Friday, July 13, 2012

Please Lord, Send Some Rain!

This week in the evenings after dinner and coffee with Mike, I've spent a lot of time in the garden, watering.  I have two 50 gallon rain barrels that have been empty for weeks.  I've been using the garden hose to keep my rather ambitious urban garden moist and happy in this urban desert.  The summer heat has encouraged the plants to grow tremendously over the past five or six weeks. Here are a few before (early June) and after (mid-July) shots of the garden.
Baby Sunflowers, squash, peas, and tomatoes
with volunteer marigolds.
Sunflowers and their friends, not so tiny now!


Raised beds, flourishing!

Transplants of eggplant and peppers--back
right corner of raised bed area.




I picked the last of the shelling peas this week and will clear out the snap peas today.  The basil plants were huge, so I trimmed them back and put the lovely stalks in water to use for pesto for dinner.  I fear that if I'd left them in the blistering sun another day they surely would have bolted and flowered.  I also noticed that some of the other herbs could use a trim, so I decided to make some sun tea from chocolate mint, lemon verbena, lavender, raspberry leaf, and strawberry leaf.  The fragrance was intoxicating when I removed the lid in the evening after letting it brew all day on the sunny back steps.  I haven't sipped it just yet, as it was chilling in the fridge over night.
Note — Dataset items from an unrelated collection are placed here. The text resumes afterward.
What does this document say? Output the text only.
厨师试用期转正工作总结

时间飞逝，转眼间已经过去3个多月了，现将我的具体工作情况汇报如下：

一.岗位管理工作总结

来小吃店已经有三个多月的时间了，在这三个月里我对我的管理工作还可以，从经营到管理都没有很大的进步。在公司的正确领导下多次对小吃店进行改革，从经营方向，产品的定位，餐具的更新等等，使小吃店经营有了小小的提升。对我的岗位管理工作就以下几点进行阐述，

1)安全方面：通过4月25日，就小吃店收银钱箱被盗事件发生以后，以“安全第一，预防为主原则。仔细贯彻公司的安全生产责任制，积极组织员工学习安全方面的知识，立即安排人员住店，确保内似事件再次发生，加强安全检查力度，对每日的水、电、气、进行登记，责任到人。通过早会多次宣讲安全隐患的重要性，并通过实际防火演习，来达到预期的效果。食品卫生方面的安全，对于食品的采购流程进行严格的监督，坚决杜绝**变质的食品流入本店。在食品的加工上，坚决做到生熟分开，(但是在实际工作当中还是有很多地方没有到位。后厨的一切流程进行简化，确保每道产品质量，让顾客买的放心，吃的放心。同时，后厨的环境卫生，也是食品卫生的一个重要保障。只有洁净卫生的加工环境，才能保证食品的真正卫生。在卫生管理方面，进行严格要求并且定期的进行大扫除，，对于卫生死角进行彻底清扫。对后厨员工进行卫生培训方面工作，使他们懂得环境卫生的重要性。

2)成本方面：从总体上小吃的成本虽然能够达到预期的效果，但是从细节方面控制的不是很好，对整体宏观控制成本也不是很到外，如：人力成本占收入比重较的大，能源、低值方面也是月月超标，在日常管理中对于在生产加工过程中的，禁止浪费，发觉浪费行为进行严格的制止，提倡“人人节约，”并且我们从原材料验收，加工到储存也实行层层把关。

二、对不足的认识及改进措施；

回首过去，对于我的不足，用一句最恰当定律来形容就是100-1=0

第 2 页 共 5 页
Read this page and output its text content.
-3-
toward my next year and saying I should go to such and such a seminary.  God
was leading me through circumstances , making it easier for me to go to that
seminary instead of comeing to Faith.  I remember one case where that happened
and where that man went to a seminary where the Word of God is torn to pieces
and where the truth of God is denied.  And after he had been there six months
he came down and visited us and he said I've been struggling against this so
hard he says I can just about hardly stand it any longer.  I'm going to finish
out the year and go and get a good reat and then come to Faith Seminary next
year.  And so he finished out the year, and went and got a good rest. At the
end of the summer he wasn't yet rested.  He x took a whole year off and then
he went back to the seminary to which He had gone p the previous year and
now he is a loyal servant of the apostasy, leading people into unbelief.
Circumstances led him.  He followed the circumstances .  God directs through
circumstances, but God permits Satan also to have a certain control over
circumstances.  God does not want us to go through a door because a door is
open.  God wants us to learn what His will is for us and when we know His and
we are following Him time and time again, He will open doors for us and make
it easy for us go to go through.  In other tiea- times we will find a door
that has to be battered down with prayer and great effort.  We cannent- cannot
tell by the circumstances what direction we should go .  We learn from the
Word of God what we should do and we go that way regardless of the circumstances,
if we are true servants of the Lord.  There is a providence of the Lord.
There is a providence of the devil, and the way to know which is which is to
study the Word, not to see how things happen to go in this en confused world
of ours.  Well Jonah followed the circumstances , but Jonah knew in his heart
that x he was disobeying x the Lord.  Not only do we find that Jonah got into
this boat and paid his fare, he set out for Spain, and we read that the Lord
We're expecting a few more dry days with temperatures in the 90s.  The grass, which was so very green in June is now the color of the straw between the raised beds and in the tee-pee garden.  I'm glad we don't need to mow, but it's a little heartbreaking to hear clover and grass crunch under my feet as I haul water to the garden beds throughout the yard.  We shouldn't be surprised.  We often have a drought this time in July.  However, we had a  drought in April or May as well, and I know many areas around the country are suffering.  Water bills will be high.  Food prices will skyrocket.  I take the weather as the Lord sends it, knowing it's a reminder that "all good giving and every perfect gift is from above, coming down from the Father of lights, with whom there is no alteration or shadow caused by change" (James 1:17, NAB).  If it is for our benefit, the rains will come and water the earth.  In the meantime, I thank God for the sweet gifts of running water and arms strong enough to carry water to the plants.